Yogyakarta (ANTARA) - Dinas Kesehatan (Dinkes) Kota Yogyakarta menerapkan Sistem Kewaspadaan Dini dan Respons (SKDR) untuk memperkuat deteksi dan penanganan dini penyakit menular berpotensi kejadian luar biasa (KLB).
Kepala Bidang Pencegahan, Pengendalian Penyakit, Pengelolaan Data dan Sistem Informasi Kesehatan Dinkes Kota Yogyakarta Lana Unwanah di Yogyakarta, Jumat, menyebut 24 jenis penyakit menular yang menjadi fokus kewaspadaan karena berpotensi menimbulkan KLB.
"Beberapa di antaranya yaitu demam berdarah dengue (DBD), leptospirosis, difteri, campak, pertusis, hepatitis, COVID-19, pneumonia, dan ISPA," ujar dia.
Menurut Lana, tingginya mobilitas pengunjung ke Kota Yogyakarta dari berbagai wilayah di Indonesia dan luar negeri menjadi faktor risiko penyebaran penyakit.
"Seorang pengunjung dengan penyakit menular berpotensi menularkan secara langsung atau tidak langsung kepada masyarakat di Kota Yogyakarta," ujarnya.
Untuk memperkuat implementasi SKDR, Dinkes membangun jejaring kewaspadaan dengan fasilitas pelayanan kesehatan (faskes).
Pada tahap pertama, sistem itu melibatkan 18 puskesmas di seluruh Kota Yogyakarta, dilanjutkan dengan 20 rumah sakit yang menjadi bagian dari sistem pelaporan dan analisis mingguan.
"Semakin lengkap dan tepat data yang diterima, maka identifikasi dan analisis faktor risiko penyakit akan semakin berkualitas," kata dia.

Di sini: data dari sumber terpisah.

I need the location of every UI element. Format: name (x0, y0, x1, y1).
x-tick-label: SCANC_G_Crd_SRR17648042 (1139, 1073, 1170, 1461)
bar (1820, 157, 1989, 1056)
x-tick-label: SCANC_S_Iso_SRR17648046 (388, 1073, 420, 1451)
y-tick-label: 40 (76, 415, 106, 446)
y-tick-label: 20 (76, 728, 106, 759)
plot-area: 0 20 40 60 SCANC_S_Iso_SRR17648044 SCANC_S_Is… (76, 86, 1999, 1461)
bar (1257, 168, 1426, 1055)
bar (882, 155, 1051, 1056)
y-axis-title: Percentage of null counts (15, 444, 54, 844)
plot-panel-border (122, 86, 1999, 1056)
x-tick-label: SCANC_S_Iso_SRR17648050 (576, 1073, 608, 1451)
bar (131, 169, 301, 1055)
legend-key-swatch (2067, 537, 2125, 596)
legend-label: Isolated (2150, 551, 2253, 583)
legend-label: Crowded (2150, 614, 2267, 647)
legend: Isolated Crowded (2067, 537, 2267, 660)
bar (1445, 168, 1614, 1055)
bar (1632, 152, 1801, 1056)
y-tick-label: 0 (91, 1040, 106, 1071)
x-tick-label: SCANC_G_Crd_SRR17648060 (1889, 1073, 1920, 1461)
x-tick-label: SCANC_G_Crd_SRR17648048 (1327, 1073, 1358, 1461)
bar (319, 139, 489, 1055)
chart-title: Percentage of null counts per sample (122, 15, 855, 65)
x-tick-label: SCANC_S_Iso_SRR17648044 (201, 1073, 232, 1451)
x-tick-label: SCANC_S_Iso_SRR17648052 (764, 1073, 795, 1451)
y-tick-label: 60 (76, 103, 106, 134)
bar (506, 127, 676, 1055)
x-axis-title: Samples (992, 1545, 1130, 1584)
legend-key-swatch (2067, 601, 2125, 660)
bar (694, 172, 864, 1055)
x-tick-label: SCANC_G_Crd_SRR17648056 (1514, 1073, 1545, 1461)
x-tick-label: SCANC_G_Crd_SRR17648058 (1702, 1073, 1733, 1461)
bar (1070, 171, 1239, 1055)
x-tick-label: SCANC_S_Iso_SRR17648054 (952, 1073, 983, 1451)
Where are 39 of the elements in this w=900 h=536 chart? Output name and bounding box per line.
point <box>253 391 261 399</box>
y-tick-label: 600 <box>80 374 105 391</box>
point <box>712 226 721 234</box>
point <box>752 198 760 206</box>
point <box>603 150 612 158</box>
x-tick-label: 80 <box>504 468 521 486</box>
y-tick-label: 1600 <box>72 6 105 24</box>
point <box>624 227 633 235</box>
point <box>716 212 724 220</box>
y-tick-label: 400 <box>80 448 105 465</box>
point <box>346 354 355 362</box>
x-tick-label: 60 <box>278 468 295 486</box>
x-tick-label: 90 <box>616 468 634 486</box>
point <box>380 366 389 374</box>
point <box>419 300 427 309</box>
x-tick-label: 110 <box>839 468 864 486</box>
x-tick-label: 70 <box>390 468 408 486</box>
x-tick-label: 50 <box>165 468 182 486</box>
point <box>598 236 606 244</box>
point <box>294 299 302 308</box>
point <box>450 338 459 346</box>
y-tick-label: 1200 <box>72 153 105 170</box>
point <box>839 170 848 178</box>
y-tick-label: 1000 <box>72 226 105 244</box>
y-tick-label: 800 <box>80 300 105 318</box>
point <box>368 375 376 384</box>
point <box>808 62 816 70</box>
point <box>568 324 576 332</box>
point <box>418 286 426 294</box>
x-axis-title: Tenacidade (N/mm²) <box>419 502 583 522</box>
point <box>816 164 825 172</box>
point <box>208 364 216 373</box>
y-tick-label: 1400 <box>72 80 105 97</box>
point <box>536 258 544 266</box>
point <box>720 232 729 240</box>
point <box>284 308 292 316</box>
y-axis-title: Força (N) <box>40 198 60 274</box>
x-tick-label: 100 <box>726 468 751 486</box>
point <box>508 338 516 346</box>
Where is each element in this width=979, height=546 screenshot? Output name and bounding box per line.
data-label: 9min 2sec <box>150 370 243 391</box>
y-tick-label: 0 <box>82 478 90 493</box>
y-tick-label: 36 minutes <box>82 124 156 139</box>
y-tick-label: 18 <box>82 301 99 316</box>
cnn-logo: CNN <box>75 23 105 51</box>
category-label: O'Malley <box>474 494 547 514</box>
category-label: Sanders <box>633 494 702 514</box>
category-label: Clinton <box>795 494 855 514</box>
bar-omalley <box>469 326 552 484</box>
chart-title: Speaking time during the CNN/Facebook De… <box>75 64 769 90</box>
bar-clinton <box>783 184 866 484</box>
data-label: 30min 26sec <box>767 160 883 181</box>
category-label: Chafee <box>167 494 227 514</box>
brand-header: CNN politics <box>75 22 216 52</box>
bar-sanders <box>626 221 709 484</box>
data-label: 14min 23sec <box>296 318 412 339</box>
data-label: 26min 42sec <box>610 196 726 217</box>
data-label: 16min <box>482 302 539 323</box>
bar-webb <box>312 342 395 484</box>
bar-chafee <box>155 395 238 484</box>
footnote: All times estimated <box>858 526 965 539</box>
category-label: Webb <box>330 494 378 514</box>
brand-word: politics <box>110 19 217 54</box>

Ketua Tim Kerja Surveilans Pengelolaan Data dan Sistem Informasi Kesehatan Dinkes Kota Yogyakarta Solikhin Dwi R menjelaskan penerapan SKDR merupakan tindak lanjut dari kebijakan nasional kewaspadaan dini penyakit dari Kementerian Kesehatan.
"SKDR berfungsi sebagai deteksi dini terhadap ancaman penyakit menular yang berpotensi KLB atau wabah di Kota Yogyakarta," ujar dia.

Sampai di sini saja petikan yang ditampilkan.